Jean Waller has acted with the 2nd Act Players and also had a script she wrote, A Little Something, selected for the 2017 2nd Act Players New Playwright Showcase.
Her script Cattywampus will be one fo six performed during the 2nd Act Players #MeToo Play festival May 19-20, 26-27. Learn a little about Jean is this Q&A, then click here to get your tickets to come see her play along with five others at the #MeToo Play Festival.
1. When and why did you start writing plays?
I am not much good at chit-chat and our increasingly polarized culture has dubbed conversations about pretty much anything of substance with even a whiff of controversy as impolite in a social context. So, since I can’t turn my brain off but do want to keep my head from exploding, I started writing as a way to imagine what those conversations might be and where they might lead.
2. What was your impetus for writing this play?
When the first women’s march happened in early 2017 and later when the #MeToo movement gained critical mass in the public eye, I found myself remembering many of my own experiences over the past 40 years with sexual harassment in both the workplace and in the rest of my life. It shocks me just how many incidents there were even though I consider myself lucky by the absence of violent rape or domestic abuse. I have had more than one friend not so fortunate.
It was depressing to think how little had changed in those 40 years in spite of some undeniable progress by women. We are 51% of the population yet we still have to march for equal pay, the basic human right to control our own bodies, and the right to be treated fairly under the law and in the eyes of society when we are victimized by those in power.
I think about how the same social, religious, and economic power structures and attitudes that breed and enable both institutionalized discrimination, abuse and rape culture, are also the ones that affect us all in much more personal, subtle, and lasting ways. Ways that lie at the root of the expectations and assumptions we all carry around about ourselves and those around us, especially those we love. Ways that get passed down through generations and which we are often not even conscious of until something forces the issue.

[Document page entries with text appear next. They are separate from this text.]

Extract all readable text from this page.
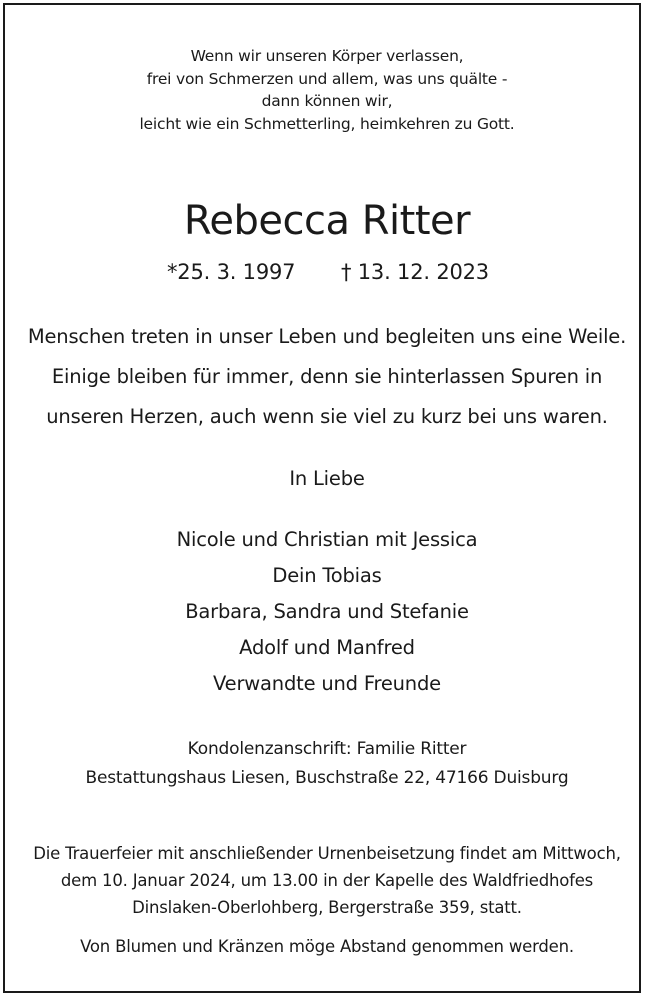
Wenn wir unseren Körper verlassen,
frei von Schmerzen und allem, was uns quälte -
dann können wir,
leicht wie ein Schmetterling, heimkehren zu Gott.
Rebecca Ritter
*25. 3. 1997 † 13. 12. 2023
Menschen treten in unser Leben und begleiten uns eine Weile.
Einige bleiben für immer, denn sie hinterlassen Spuren in
unseren Herzen, auch wenn sie viel zu kurz bei uns waren.
In Liebe
Nicole und Christian mit Jessica
Dein Tobias
Barbara, Sandra und Stefanie
Adolf und Manfred
Verwandte und Freunde
Kondolenzanschrift: Familie Ritter
Bestattungshaus Liesen, Buschstraße 22, 47166 Duisburg
Die Trauerfeier mit anschließender Urnenbeisetzung findet am Mittwoch,
dem 10. Januar 2024, um 13.00 in der Kapelle des Waldfriedhofes
Dinslaken-Oberlohberg, Bergerstraße 359, statt.
Von Blumen und Kränzen möge Abstand genommen werden.
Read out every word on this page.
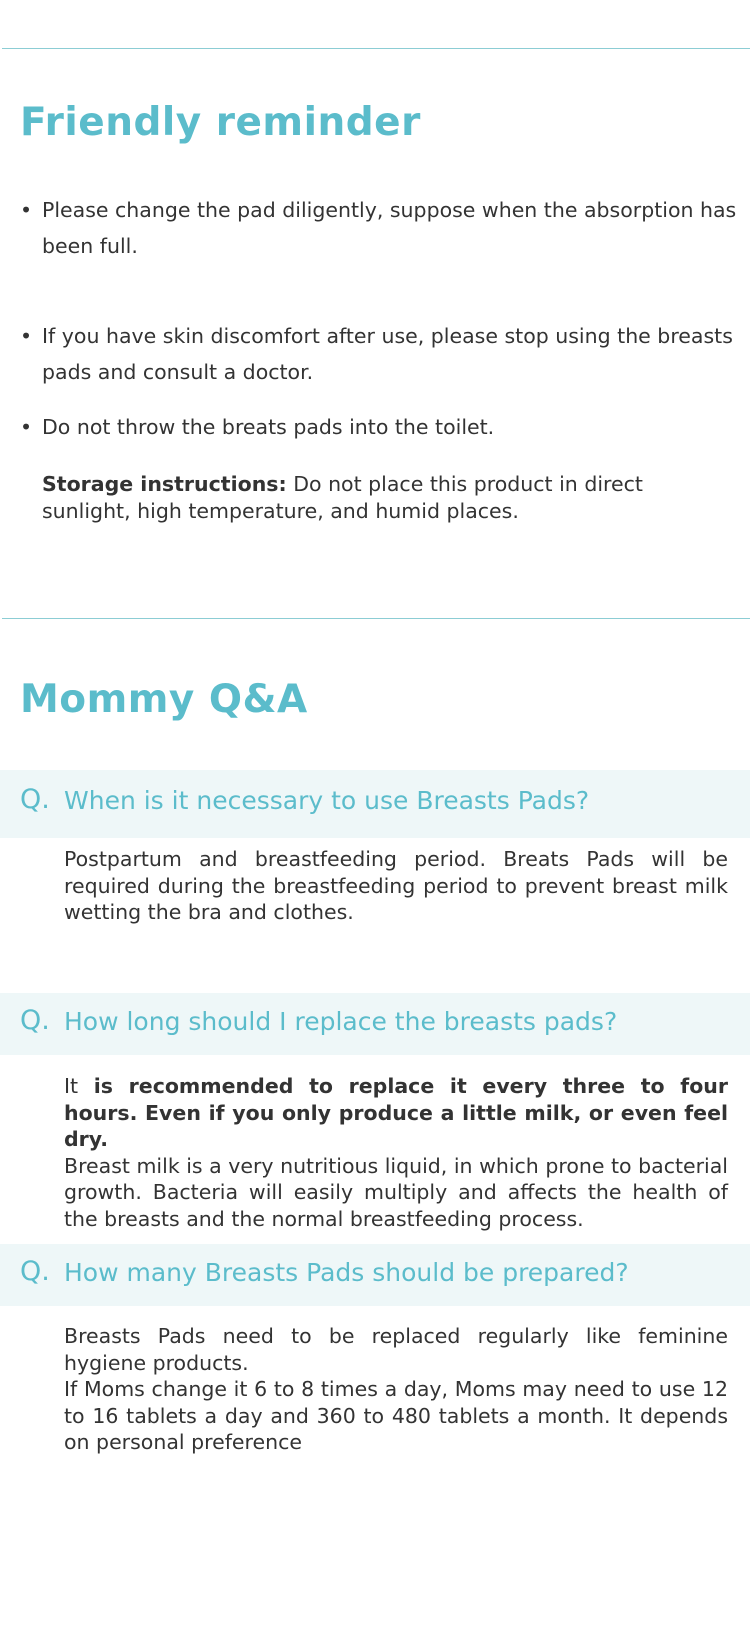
Friendly reminder
• Please change the pad diligently, suppose when the absorption has been full.
• If you have skin discomfort after use, please stop using the breasts pads and consult a doctor.
• Do not throw the breats pads into the toilet.
Storage instructions: Do not place this product in direct sunlight, high temperature, and humid places.
Mommy Q&A
Q. When is it necessary to use Breasts Pads?

Postpartum and breastfeeding period. Breats Pads will be required during the breastfeeding period to prevent breast milk wetting the bra and clothes.

Q. How long should I replace the breasts pads?

It is recommended to replace it every three to four hours. Even if you only produce a little milk, or even feel dry.

Breast milk is a very nutritious liquid, in which prone to bacterial growth. Bacteria will easily multiply and affects the health of the breasts and the normal breastfeeding process.

Q. How many Breasts Pads should be prepared?

Breasts Pads need to be replaced regularly like feminine hygiene products.

If Moms change it 6 to 8 times a day, Moms may need to use 12 to 16 tablets a day and 360 to 480 tablets a month. It depends on personal preference
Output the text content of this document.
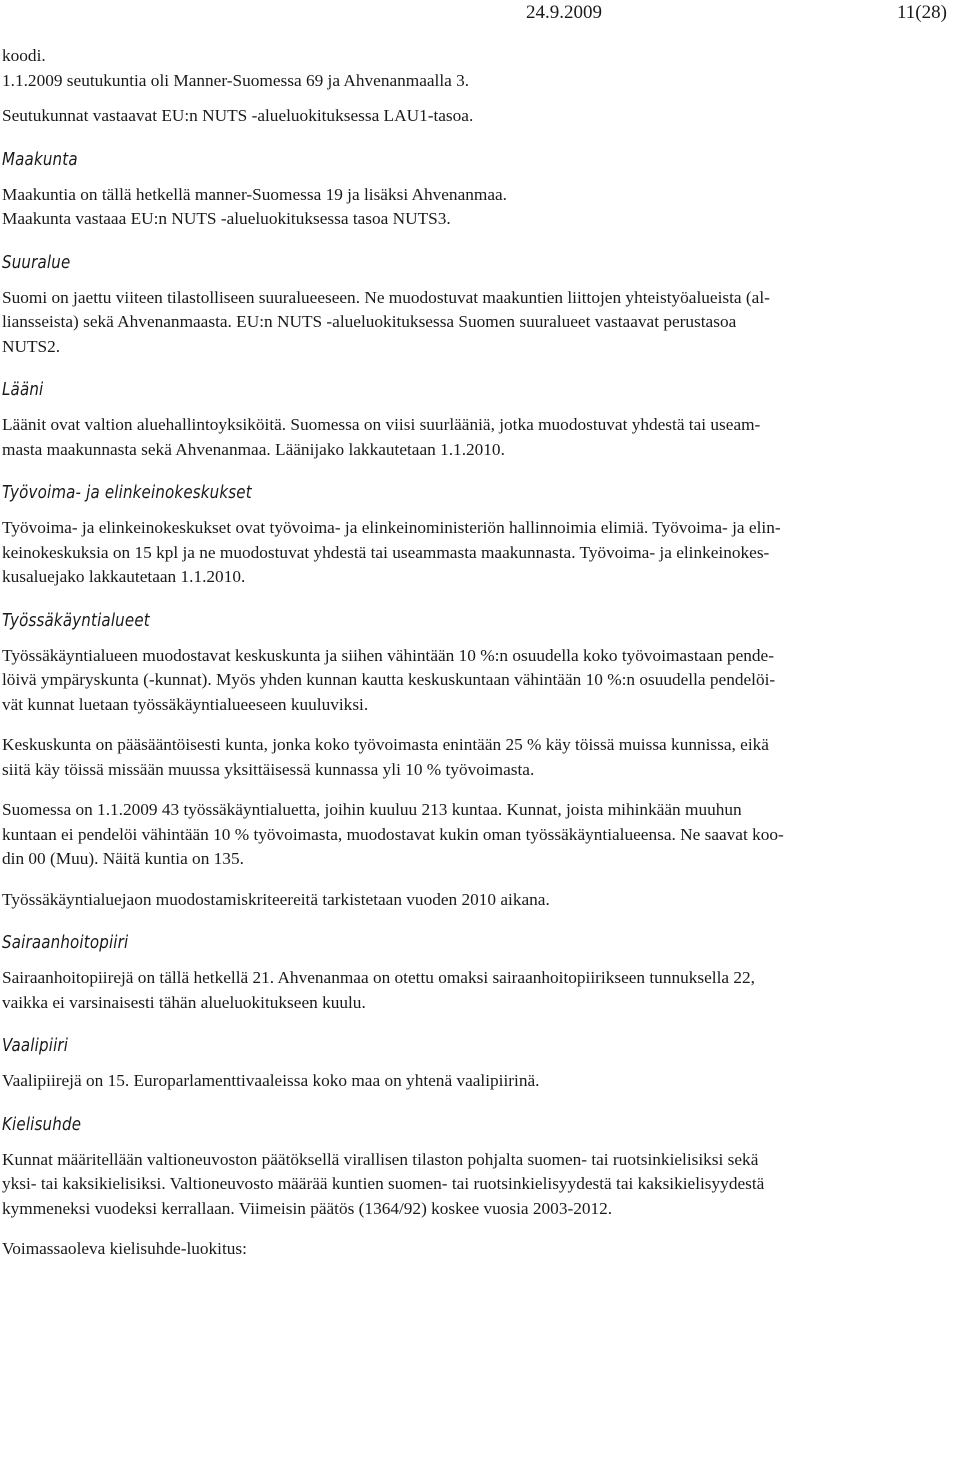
24.9.2009	11(28)

koodi.

1.1.2009 seutukuntia oli Manner-Suomessa 69 ja Ahvenanmaalla 3.

Seutukunnat vastaavat EU:n NUTS -alueluokituksessa LAU1-tasoa.

Maakunta

Maakuntia on tällä hetkellä manner-Suomessa 19 ja lisäksi Ahvenanmaa.

Maakunta vastaaa EU:n NUTS -alueluokituksessa tasoa NUTS3.

Suuralue

Suomi on jaettu viiteen tilastolliseen suuralueeseen. Ne muodostuvat maakuntien liittojen yhteistyöalueista (al-

liansseista) sekä Ahvenanmaasta. EU:n NUTS -alueluokituksessa Suomen suuralueet vastaavat perustasoa

NUTS2.

Lääni

Läänit ovat valtion aluehallintoyksiköitä. Suomessa on viisi suurlääniä, jotka muodostuvat yhdestä tai useam-

masta maakunnasta sekä Ahvenanmaa. Läänijako lakkautetaan 1.1.2010.

Työvoima- ja elinkeinokeskukset

Työvoima- ja elinkeinokeskukset ovat työvoima- ja elinkeinoministeriön hallinnoimia elimiä. Työvoima- ja elin-

keinokeskuksia on 15 kpl ja ne muodostuvat yhdestä tai useammasta maakunnasta. Työvoima- ja elinkeinokes-

kusaluejako lakkautetaan 1.1.2010.

Työssäkäyntialueet

Työssäkäyntialueen muodostavat keskuskunta ja siihen vähintään 10 %:n osuudella koko työvoimastaan pende-

löivä ympäryskunta (-kunnat). Myös yhden kunnan kautta keskuskuntaan vähintään 10 %:n osuudella pendelöi-

vät kunnat luetaan työssäkäyntialueeseen kuuluviksi.

Keskuskunta on pääsääntöisesti kunta, jonka koko työvoimasta enintään 25 % käy töissä muissa kunnissa, eikä

siitä käy töissä missään muussa yksittäisessä kunnassa yli 10 % työvoimasta.

Suomessa on 1.1.2009 43 työssäkäyntialuetta, joihin kuuluu 213 kuntaa. Kunnat, joista mihinkään muuhun

kuntaan ei pendelöi vähintään 10 % työvoimasta, muodostavat kukin oman työssäkäyntialueensa. Ne saavat koo-

din 00 (Muu). Näitä kuntia on 135.

Työssäkäyntialuejaon muodostamiskriteereitä tarkistetaan vuoden 2010 aikana.

Sairaanhoitopiiri

Sairaanhoitopiirejä on tällä hetkellä 21. Ahvenanmaa on otettu omaksi sairaanhoitopiirikseen tunnuksella 22,

vaikka ei varsinaisesti tähän alueluokitukseen kuulu.

Vaalipiiri

Vaalipiirejä on 15. Europarlamenttivaaleissa koko maa on yhtenä vaalipiirinä.

Kielisuhde

Kunnat määritellään valtioneuvoston päätöksellä virallisen tilaston pohjalta suomen- tai ruotsinkielisiksi sekä

yksi- tai kaksikielisiksi. Valtioneuvosto määrää kuntien suomen- tai ruotsinkielisyydestä tai kaksikielisyydestä

kymmeneksi vuodeksi kerrallaan. Viimeisin päätös (1364/92) koskee vuosia 2003-2012.

Voimassaoleva kielisuhde-luokitus:
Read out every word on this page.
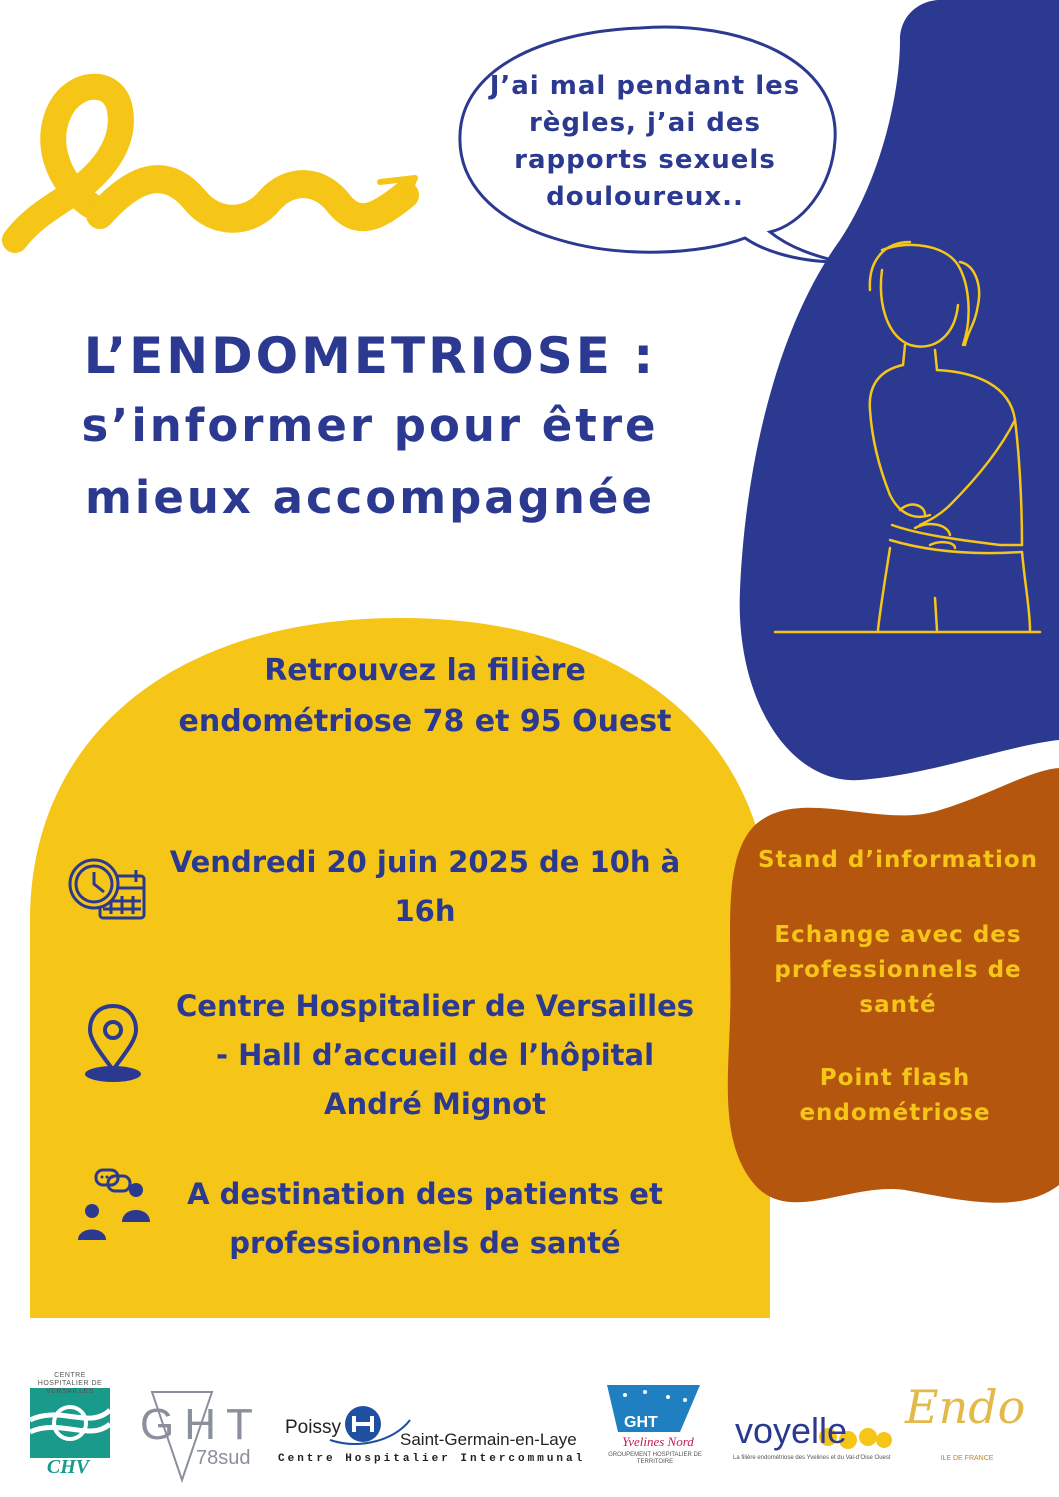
J’ai mal pendant les règles, j’ai des rapports sexuels douloureux..
L’ENDOMETRIOSE :
s’informer pour être
mieux accompagnée
Retrouvez la filière endométriose 78 et 95 Ouest
Vendredi 20 juin 2025 de 10h à 16h
Centre Hospitalier de Versailles - Hall d’accueil de l’hôpital André Mignot
A destination des patients et professionnels de santé
Stand d’information
Echange avec des professionnels de santé
Point flash endométriose
CENTRE HOSPITALIER DE VERSAILLES
CHV
GHT
78sud
Poissy
Saint-Germain-en-Laye
Centre Hospitalier Intercommunal
GHT
Yvelines Nord
GROUPEMENT HOSPITALIER DE TERRITOIRE
voyelle
La filière endométriose des Yvelines et du Val-d’Oise Ouest
Endo
ILE DE FRANCE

Only then are we are confronted with what a truly equal relationship will demand of us.
3. What do you expect the audience to feel after hearing your play at our festival?
That biology is not destiny and there is no putting the genie back in the bottle.
4. What’s the one technique that helps you get past writers’ block?
I don’t put arbitrary deadlines in place. If I’m stuck, I walk away and come back when the idea or the piece I have already started calls insistently enough to get me back at the keyboard.
5. What’s something most people don’t know about you that you’re now ready to share with the world?
Even though I am a native Chicagoan, I am firmly in the camp of the Oxford Comma.